How many libraries have come to depend on their student workers for day to day operations? When cut backs happen, or something gets messed up at financial aid, who suffers? Both students and staff. We really shouldn't be so dependent on our student workers that we have to cut back on services when they aren't around.

I don't see this as a slight to libraries (we do hate being lumped in with food service, don't we?), but more as a philosophical issue. Is working basic un-skilled jobs the best thing for students? (I'd argue we do teach them some useful skills in the library.) Could colleges and universities run without student workers? (Probably not at present.) Are those "public service" projects really any better? (I've done candy-striping and envelope stuffing--neither taught me anything.) Who would pay for staff if those students go off to "more worthy" projects? (I don't think I need to expand on this one!)

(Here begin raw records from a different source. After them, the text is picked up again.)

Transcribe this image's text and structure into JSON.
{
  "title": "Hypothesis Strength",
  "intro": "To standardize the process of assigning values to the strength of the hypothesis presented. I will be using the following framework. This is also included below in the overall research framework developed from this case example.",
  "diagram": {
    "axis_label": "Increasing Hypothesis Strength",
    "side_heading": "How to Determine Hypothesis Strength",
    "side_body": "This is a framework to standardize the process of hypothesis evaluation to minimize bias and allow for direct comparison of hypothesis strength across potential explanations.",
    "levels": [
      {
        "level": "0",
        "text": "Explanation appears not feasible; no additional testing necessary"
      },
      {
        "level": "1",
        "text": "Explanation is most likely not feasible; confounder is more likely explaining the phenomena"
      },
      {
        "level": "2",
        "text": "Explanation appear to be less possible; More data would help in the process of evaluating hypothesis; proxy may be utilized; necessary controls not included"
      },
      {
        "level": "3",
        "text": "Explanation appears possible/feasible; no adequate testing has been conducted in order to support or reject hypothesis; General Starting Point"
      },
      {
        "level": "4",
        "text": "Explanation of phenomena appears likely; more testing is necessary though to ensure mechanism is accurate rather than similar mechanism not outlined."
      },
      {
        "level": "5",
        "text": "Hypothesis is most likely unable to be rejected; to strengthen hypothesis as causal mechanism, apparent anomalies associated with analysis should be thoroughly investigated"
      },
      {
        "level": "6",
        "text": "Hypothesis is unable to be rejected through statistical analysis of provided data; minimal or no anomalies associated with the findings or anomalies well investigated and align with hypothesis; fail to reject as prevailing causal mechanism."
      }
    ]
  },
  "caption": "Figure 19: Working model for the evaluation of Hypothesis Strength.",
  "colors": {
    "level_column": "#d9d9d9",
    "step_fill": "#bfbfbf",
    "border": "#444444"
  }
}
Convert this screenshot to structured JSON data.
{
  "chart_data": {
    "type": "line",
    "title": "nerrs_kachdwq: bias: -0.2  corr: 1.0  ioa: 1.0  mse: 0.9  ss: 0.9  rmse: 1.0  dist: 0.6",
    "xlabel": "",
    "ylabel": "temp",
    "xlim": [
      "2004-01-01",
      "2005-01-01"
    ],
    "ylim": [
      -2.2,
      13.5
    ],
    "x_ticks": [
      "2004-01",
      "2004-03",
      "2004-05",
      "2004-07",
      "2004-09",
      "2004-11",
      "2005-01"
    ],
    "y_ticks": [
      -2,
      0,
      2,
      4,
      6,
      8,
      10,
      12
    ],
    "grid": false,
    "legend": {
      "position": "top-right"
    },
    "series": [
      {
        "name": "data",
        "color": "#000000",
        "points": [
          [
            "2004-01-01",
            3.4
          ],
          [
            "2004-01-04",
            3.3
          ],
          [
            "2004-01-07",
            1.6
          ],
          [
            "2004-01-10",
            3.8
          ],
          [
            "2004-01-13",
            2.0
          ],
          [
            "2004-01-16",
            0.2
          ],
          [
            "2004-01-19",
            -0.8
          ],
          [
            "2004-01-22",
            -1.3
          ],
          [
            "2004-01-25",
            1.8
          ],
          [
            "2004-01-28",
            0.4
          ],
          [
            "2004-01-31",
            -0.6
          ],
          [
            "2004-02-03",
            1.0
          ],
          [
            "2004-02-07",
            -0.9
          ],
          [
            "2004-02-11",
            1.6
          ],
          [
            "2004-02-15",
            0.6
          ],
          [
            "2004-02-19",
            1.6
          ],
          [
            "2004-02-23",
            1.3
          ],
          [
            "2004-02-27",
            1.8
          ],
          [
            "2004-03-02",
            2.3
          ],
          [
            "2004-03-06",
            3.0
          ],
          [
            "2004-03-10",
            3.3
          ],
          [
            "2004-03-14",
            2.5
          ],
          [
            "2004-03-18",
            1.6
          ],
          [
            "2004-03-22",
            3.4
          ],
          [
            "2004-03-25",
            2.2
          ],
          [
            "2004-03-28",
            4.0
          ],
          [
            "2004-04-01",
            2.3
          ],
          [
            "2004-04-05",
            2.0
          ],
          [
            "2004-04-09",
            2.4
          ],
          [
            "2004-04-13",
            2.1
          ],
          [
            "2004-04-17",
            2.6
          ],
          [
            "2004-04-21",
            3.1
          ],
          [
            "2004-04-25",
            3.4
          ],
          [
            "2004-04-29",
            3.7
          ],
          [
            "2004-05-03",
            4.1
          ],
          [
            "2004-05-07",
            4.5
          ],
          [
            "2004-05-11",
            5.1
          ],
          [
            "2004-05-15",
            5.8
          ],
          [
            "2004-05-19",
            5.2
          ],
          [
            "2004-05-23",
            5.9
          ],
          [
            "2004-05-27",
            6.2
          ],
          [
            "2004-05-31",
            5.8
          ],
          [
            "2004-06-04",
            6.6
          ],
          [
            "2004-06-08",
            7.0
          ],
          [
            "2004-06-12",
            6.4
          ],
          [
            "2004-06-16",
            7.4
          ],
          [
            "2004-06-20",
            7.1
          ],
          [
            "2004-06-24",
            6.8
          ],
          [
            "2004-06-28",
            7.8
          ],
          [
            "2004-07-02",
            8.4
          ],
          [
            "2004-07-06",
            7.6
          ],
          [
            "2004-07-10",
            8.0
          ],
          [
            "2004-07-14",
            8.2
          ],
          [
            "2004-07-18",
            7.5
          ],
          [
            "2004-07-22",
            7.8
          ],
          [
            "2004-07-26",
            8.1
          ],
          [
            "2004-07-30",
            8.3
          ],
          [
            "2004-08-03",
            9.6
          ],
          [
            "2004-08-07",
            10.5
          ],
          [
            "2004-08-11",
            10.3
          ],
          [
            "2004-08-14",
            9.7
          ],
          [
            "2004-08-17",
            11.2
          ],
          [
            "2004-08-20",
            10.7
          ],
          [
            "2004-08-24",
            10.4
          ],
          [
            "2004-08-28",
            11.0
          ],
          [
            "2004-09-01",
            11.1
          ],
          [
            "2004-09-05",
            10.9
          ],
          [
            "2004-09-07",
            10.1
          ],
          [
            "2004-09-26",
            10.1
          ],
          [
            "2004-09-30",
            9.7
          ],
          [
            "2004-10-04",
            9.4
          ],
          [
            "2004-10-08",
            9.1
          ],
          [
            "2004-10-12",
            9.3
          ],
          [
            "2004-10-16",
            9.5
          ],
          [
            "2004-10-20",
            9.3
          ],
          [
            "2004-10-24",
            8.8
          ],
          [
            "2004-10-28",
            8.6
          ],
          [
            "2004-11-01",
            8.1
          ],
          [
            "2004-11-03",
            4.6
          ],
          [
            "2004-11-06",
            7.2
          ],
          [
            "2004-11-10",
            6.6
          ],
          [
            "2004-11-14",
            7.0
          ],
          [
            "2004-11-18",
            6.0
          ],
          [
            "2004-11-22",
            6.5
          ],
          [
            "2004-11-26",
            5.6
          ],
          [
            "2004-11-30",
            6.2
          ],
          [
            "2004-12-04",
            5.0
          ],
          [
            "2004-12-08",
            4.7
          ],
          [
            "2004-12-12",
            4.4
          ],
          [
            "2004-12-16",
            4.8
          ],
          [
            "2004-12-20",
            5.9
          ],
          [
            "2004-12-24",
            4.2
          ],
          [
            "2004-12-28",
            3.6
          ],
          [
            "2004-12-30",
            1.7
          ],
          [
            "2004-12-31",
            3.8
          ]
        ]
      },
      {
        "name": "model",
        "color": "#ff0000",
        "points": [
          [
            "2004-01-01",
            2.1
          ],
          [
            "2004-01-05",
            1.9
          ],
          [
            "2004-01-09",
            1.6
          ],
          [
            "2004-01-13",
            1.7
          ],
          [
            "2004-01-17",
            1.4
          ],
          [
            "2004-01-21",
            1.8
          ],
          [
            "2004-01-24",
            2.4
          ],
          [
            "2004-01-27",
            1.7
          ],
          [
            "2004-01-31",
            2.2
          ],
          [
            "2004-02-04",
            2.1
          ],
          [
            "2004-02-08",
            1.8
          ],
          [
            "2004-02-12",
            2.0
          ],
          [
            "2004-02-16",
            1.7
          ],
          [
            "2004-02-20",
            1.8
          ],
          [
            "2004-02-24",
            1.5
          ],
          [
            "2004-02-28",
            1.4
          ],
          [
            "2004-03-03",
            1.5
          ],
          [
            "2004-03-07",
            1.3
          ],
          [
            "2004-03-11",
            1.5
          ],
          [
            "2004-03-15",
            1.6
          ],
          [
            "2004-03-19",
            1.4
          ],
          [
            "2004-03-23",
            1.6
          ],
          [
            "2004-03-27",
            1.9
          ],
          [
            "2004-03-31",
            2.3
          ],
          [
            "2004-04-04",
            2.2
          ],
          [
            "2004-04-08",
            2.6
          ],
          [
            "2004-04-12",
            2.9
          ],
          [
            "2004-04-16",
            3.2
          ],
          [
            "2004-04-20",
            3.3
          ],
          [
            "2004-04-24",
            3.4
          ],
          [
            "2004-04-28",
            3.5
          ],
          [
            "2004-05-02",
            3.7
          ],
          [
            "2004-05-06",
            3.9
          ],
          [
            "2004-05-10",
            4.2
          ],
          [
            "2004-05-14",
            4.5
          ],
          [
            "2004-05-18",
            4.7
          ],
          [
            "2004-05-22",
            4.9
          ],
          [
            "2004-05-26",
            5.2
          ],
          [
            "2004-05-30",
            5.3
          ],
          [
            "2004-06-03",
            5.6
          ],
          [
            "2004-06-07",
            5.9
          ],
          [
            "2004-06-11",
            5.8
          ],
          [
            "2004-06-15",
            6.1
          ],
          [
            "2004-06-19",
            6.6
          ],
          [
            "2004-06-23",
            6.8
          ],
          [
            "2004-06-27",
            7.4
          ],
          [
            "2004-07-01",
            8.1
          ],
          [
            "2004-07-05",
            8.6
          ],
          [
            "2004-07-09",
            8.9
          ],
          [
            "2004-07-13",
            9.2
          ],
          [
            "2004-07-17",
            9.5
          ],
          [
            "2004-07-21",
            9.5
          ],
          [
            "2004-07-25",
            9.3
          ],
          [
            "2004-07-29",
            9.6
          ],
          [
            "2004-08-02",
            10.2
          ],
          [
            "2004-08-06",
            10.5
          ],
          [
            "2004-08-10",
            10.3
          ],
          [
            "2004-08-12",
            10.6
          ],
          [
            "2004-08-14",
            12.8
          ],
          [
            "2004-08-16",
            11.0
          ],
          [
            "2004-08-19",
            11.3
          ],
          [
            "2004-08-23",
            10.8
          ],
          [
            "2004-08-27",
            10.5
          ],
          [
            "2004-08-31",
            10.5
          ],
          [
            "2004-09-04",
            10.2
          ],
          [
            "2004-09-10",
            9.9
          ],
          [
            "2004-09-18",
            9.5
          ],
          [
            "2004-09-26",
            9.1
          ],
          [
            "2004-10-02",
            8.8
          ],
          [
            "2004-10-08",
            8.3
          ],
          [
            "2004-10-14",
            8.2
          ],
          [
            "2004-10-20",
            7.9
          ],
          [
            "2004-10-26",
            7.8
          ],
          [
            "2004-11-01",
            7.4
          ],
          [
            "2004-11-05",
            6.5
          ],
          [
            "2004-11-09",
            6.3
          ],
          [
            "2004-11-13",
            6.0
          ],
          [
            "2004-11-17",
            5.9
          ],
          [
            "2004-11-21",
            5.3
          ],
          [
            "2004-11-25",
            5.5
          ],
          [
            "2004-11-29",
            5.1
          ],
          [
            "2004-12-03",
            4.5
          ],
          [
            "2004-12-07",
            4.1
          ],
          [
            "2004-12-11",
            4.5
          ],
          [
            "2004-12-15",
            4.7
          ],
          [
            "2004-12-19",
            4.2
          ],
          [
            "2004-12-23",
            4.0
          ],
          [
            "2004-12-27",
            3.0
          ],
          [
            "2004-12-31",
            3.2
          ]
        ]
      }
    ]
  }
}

Having been one of those student library workers, who had been cut years ago. I don't think Obama has ANY clue of what actually goes on behind the scenes in those libraries. There is no down time. You are constantly updating materials, keeping machines working, filing, along with a long list of other things. When I was beiing let go from my work-study library position, the librarian did not know how she would be able to keep the media center, where I worked, open the hours the students needed. I guess if you don't know too much about the libraries, though, you must know how a country runs?!

The point Obama was making is that when a college student applies for work-study programs the majority of jobs available are in the college library or cafeteria. As a librarian, I would have loved to get into the library. I think he was trying to point out that there are not a lot of public service jobs since they are work-study not serve-study programs.